The data we are shooting to get right now is what I consider to be the most important data---- finding the resultant spectral analysis of various LED combinations (especially for reef keepers) and then, number two, comparing which LEDs (bare) will give better PAR numbers at the same drive current. 


All things kept as equal as possible, knowing which LED's produce better PAR as bare LED will give you a significant clue as to which LED will give you the most efficiency in your situation. 


As for choosing LED optics and knowing PAR info from that, we can gain significant real-world data from measuring LED arrays in action over actual tanks. 






Hoppy said:


> For many of us LEDs pose an economic problem as well as a light problem. When you DIY a LED light once you add optics you greatly increase the cost of the light. So, knowing what a LED will do without optics is an important consideration. (All LEDs have a lens, used to protect the junction, so they all have "optics" to that extent.)
> 
> Two approaches to a LED light are:
> Minimum cost to get the lighting we want.
> ...



Excellent points. For most of us that have tanks shallower than 18", non-optic LEDs will be fine and cheaper. 


I think another good comparison would be comparing the PAR values, and PAR distribution, of several LED setups against a T5HO and halide. But--- using a Killawatt or similar device to measure actual, at-the-wall watt usage.

That's beyond the scope of what we're doing at the moment though.


----------



## [email protected] (Jul 17, 2008)

shawnhu said:


> Even at $7, CREE XPG's are worth the $. The energy consulmption vs light output alone is worth the extra price tag.

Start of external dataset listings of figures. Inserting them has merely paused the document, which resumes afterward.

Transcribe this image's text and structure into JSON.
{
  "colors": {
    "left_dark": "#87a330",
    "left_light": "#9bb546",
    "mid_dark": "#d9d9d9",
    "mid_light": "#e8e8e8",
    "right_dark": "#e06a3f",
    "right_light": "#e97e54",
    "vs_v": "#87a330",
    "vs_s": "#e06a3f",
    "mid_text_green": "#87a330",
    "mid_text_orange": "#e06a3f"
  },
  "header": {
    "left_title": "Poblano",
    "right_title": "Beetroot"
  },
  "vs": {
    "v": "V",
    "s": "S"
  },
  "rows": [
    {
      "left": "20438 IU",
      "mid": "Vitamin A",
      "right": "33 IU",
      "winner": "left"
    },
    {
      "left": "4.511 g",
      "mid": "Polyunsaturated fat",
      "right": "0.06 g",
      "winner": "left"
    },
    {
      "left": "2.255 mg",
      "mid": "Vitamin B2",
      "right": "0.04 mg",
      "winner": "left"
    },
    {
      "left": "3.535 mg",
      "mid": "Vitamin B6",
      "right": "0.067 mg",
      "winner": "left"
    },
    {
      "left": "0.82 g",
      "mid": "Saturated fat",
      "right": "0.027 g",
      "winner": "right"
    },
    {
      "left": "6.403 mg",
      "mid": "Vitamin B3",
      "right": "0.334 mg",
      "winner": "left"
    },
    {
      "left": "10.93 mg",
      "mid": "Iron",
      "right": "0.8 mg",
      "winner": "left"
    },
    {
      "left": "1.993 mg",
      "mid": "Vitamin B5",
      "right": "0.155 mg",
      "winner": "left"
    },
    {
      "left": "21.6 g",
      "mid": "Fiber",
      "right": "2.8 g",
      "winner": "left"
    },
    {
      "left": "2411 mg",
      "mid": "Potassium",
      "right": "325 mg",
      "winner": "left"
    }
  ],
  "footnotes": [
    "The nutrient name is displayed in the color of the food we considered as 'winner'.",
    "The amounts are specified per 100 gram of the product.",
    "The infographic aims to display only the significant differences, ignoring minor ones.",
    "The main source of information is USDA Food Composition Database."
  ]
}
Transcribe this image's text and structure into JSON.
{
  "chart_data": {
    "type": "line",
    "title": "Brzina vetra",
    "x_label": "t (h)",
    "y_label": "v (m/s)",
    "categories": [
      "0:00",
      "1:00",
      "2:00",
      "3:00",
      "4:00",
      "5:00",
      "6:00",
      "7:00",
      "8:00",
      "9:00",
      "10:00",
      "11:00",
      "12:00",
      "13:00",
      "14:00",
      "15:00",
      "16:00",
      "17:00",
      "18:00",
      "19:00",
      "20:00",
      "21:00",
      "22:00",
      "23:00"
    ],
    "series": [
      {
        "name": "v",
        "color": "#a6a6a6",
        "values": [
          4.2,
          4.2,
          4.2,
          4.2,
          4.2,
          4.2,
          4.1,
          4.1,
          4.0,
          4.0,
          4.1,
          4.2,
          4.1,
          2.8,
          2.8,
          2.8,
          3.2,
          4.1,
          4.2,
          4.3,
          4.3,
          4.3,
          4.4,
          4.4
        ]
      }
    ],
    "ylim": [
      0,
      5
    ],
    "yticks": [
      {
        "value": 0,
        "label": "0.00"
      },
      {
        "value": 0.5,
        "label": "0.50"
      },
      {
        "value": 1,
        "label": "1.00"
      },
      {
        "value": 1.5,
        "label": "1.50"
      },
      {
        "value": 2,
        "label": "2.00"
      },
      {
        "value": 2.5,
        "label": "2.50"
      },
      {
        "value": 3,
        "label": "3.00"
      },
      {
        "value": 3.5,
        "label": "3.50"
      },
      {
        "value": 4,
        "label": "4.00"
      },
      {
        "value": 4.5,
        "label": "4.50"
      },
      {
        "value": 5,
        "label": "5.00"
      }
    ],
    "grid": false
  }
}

For some, or for a finished product. 
I'm on a budget and pushed it to get 30 $2.00 LEDs to experiment with. Buying 30 $7.00 LEDs would have made this a "maybe someday" experiment.


----------



## Hoppy (Dec 24, 2005)

[email protected] said:


> For some, or for a finished product.
> I'm on a budget and pushed it to get 30 $2.00 LEDs to experiment with. Buying 30 $7.00 LEDs would have made this a "maybe someday" experiment.


That was my situation too, only it would have been a "probably never" experiment with $7 LEDs.


----------



## redfishsc (Aug 29, 2010)

It's possible to get the same PAR numbers and overall net effect by using half the number of Cree XML vs. the ebay/Satistronics LEDs....... if indeed we find a consistent pattern that the Cree XML gives twice the PAR at same drive current at PAR production.......over the same footprint. 

In other words, it might cost $7 per XML, but you'd need half as many, use less electricity (they have a lower voltage at the same current), and possibly even need half the number of drivers. If being able to skip an entire driver is possible, you just saved $30-50 based on the cost of many drivers out there.

It would simply be a matter of spacing the XML a bit tighter together and then raising the light up another couple inches for best light spread and even-lighting.


----------



## redfishsc (Aug 29, 2010)

By the way, if anyone has any unusual LEDS, or even a whole LED rig, you want tested, PM me and I can give you the address to ship it to. This is only practicable with smaller arrays (under 8-10 LEDs) but we can definitely do it. We'd need the driver and all, and need your trust that we won't swipe your array lol.

They would be packed and returned upon testing completion, we'll pay the shipping back to you.


----------



## IWANNAGOFAST (Jan 14, 2008)

I just picked up some optics to try out on my fixture, 60 degree ones, will test the PAR once these are on.


----------